Despite other issues (*cough defensive errors cough susceptible to counter attacks cough*), Liverpool's main concern remains finding some support for Luis Suarez, who's currently carrying the club on his back. After the match against Chelsea, Rodgers claimed that this was the goal of Sunday's formation. Which, obviously, did not work at planned, with Liverpool only looking remotely threatening once reverting to the default formation.
In theory, given Wigan's usual 3-4-3 formation, Liverpool's 3-5-2ish system would make some sense. Liverpool played 4-2-3-1 with Suarez as the lone striker in the dismal 1-2 Anfield loss against this side in March, only scoring an equalizer after a halftime change to 4-4-2 (before sloppily conceding a second time). Wigan were able to isolate Suarez in this fixture last season, nullifying any Liverpool threat with the spare defenders and midfield control.
Still, I'd be surprised if Rodgers deviated from his usual template. Which leads me to want to suggest a few tweaks: Suso as the attacking midfielder, Gerrard or Assaidi or Shelvey in the front three, or even the XI which finished the match against Chelsea with Enrique in attack – a move that, while often frustrating, did lead to two excellent chances to win late on.
But odds are that tomorrow's XI will look fairly familiar. The most hoped-for change is Suso as the attacking playmaker, but that would leave a hole in the front three. Despite any pronouncements to the media or on Being: Liverpool, we've seen no sign that Rodgers might use Gerrard in the front three. Assaidi? Has played in just two league matches, as a late sub against Stoke and Norwich, and hasn't started since the league cup loss to Swansea. Downing? Cole? Don't make me laugh. And the above line-up guess reflects that, with the usual Şahin or Shelvey dilemma the only foreseeable question mark.
The aforementioned 3-4-3 has become Martinez's preferred formation, used in every match so far this season, whether in the league or league cup. Midfielder James McArthur and on-loan winger Ryo Miyaichi are questionable, which means the most likely XI is the same that featured in the last two matches: Al Habsi; Ramis, Caldwell, Figueroa; Boyce, McCarthy, Watson, Beausejour; Di Santo, Kone, Maloney. Sometimes, it's worked like a charm, as in the 1-0 victory against Tottenham two weeks ago. More often than not, it's led to a loss, albeit a narrow loss. Only United and Chelsea have beaten the Latics by two goals or more. Wigan actually have one more win than Liverpool so far this season, but four fewer draws, holding both Stoke and Everton – two teams Liverpool also drew – at home.

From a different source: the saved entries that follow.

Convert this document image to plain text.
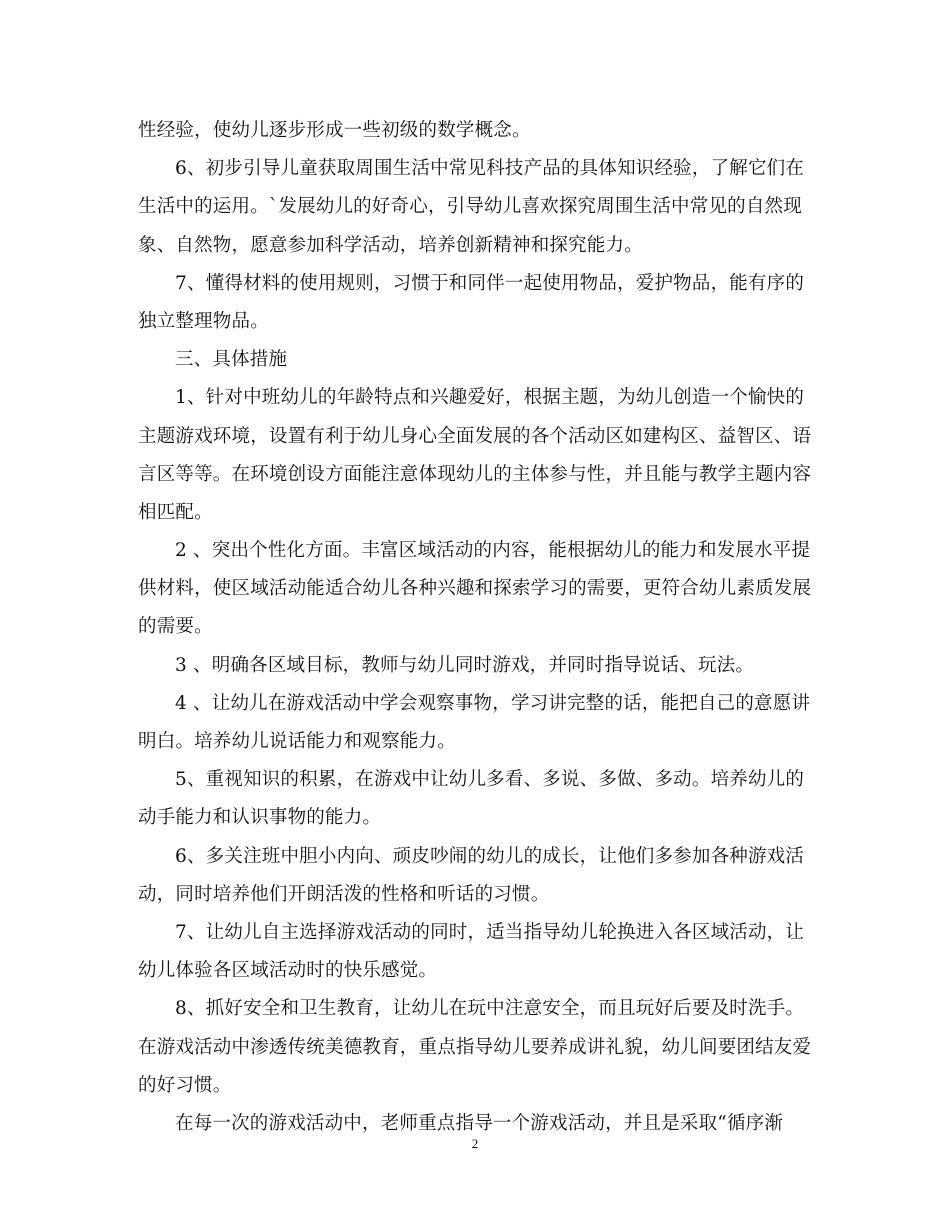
性经验，使幼儿逐步形成一些初级的数学概念。
6、初步引导儿童获取周围生活中常见科技产品的具体知识经验，了解它们在
生活中的运用。`发展幼儿的好奇心，引导幼儿喜欢探究周围生活中常见的自然现
象、自然物，愿意参加科学活动，培养创新精神和探究能力。
7、懂得材料的使用规则，习惯于和同伴一起使用物品，爱护物品，能有序的
独立整理物品。
三、具体措施
1、针对中班幼儿的年龄特点和兴趣爱好，根据主题，为幼儿创造一个愉快的
主题游戏环境，设置有利于幼儿身心全面发展的各个活动区如建构区、益智区、语
言区等等。在环境创设方面能注意体现幼儿的主体参与性，并且能与教学主题内容
相匹配。
2 、突出个性化方面。丰富区域活动的内容，能根据幼儿的能力和发展水平提
供材料，使区域活动能适合幼儿各种兴趣和探索学习的需要，更符合幼儿素质发展
的需要。
3 、明确各区域目标，教师与幼儿同时游戏，并同时指导说话、玩法。
4 、让幼儿在游戏活动中学会观察事物，学习讲完整的话，能把自己的意愿讲
明白。培养幼儿说话能力和观察能力。
5、重视知识的积累，在游戏中让幼儿多看、多说、多做、多动。培养幼儿的
动手能力和认识事物的能力。
6、多关注班中胆小内向、顽皮吵闹的幼儿的成长，让他们多参加各种游戏活
动，同时培养他们开朗活泼的性格和听话的习惯。
7、让幼儿自主选择游戏活动的同时，适当指导幼儿轮换进入各区域活动，让
幼儿体验各区域活动时的快乐感觉。
8、抓好安全和卫生教育，让幼儿在玩中注意安全，而且玩好后要及时洗手。
在游戏活动中渗透传统美德教育，重点指导幼儿要养成讲礼貌，幼儿间要团结友爱
的好习惯。
在每一次的游戏活动中，老师重点指导一个游戏活动，并且是采取“循序渐
2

Roberto Martinez and Brendan Rodgers work from similar playbooks. Rodgers built on what Martinez started at Swansea, Martinez was the other main candidate during Liverpool's summer managerial search. Three-man midfield, patient control, prioritizing possession. Top scorer Arouna Kone, formerly of PSV and Sevilla, has given them a direct option, and he and Maloney are responsible for seven of Wigan's 12 goals. Relatedly, Wigan also have the same problem as Liverpool: putting the damned ball in the damned net: averaging just over a goal per game, shut out in three matches, scoring twice in three matches, and failing scoring more than twice so far this season.

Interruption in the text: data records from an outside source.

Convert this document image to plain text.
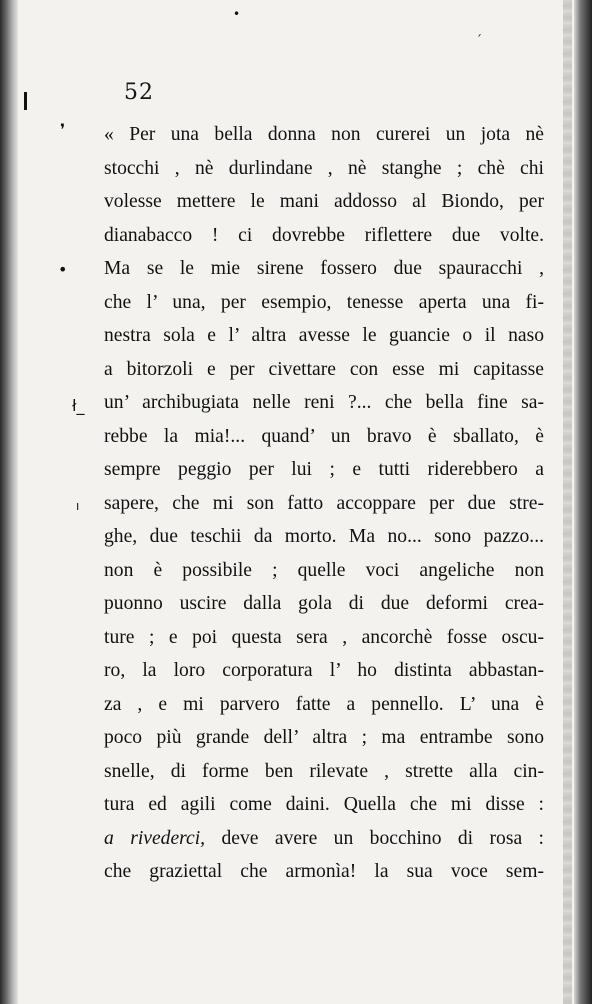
❜
•
ł_
ı
•
ˊ
52
« Per una bella donna non curerei un jota nè
stocchi , nè durlindane , nè stanghe ; chè chi
volesse mettere le mani addosso al Biondo, per
dianabacco ! ci dovrebbe riflettere due volte.
Ma se le mie sirene fossero due spauracchi ,
che l’ una, per esempio, tenesse aperta una fi-
nestra sola e l’ altra avesse le guancie o il naso
a bitorzoli e per civettare con esse mi capitasse
un’ archibugiata nelle reni ?... che bella fine sa-
rebbe la mia!... quand’ un bravo è sballato, è
sempre peggio per lui ; e tutti riderebbero a
sapere, che mi son fatto accoppare per due stre-
ghe, due teschii da morto. Ma no... sono pazzo...
non è possibile ; quelle voci angeliche non
puonno uscire dalla gola di due deformi crea-
ture ; e poi questa sera , ancorchè fosse oscu-
ro, la loro corporatura l’ ho distinta abbastan-
za , e mi parvero fatte a pennello. L’ una è
poco più grande dell’ altra ; ma entrambe sono
snelle, di forme ben rilevate , strette alla cin-
tura ed agili come daini. Quella che mi disse :
a rivederci, deve avere un bocchino di rosa :
che graziettal che armonìa! la sua voce sem-
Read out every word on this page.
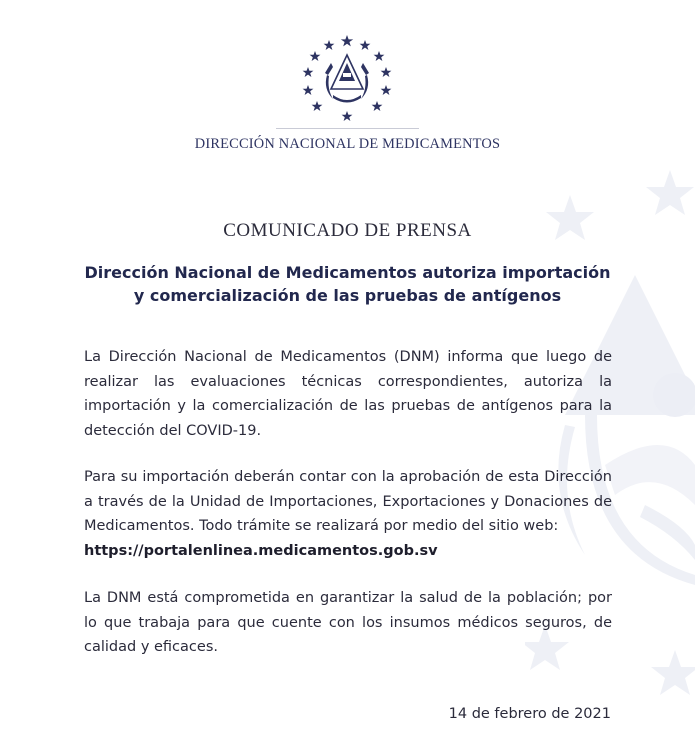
DIRECCIÓN NACIONAL DE MEDICAMENTOS
COMUNICADO DE PRENSA
Dirección Nacional de Medicamentos autoriza importación
y comercialización de las pruebas de antígenos
La Dirección Nacional de Medicamentos (DNM) informa que luego de realizar las evaluaciones técnicas correspondientes, autoriza la importación y la comercialización de las pruebas de antígenos para la detección del COVID-19.
Para su importación deberán contar con la aprobación de esta Dirección a través de la Unidad de Importaciones, Exportaciones y Donaciones de Medicamentos. Todo trámite se realizará por medio del sitio web:
https://portalenlinea.medicamentos.gob.sv
La DNM está comprometida en garantizar la salud de la población; por lo que trabaja para que cuente con los insumos médicos seguros, de calidad y eficaces.
14 de febrero de 2021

The sad fact is that Liverpool haven't been Wigan in nearly three years: a 2-1 win at Anfield in December 2009. When Rafael Benitez was the manager. Since then, three draws and two losses, against a side who finished 16th, 16th, and 15th in those three seasons. It's Liverpool's worst record against any club that's been in the league throughout that span.
While we're recounting soul-killing statistics, here's another. Liverpool have played Wigan 14 times since the Latics were promoted, with 11 players scoring 20 goals (and an own goal). Just one of those 11 players is still with the club: Luis Suarez, in March's 1-2 loss at Anfield.
We spent the run-up to last weekend's match against Chelsea talking about "bogey sides" thanks to Roberto DiMatteo. Wigan are a textbook bogey side for Liverpool, one of the worst offenders in a division filled with contenders.
And Liverpool desperately, desperately need to beat this bogey side tomorrow.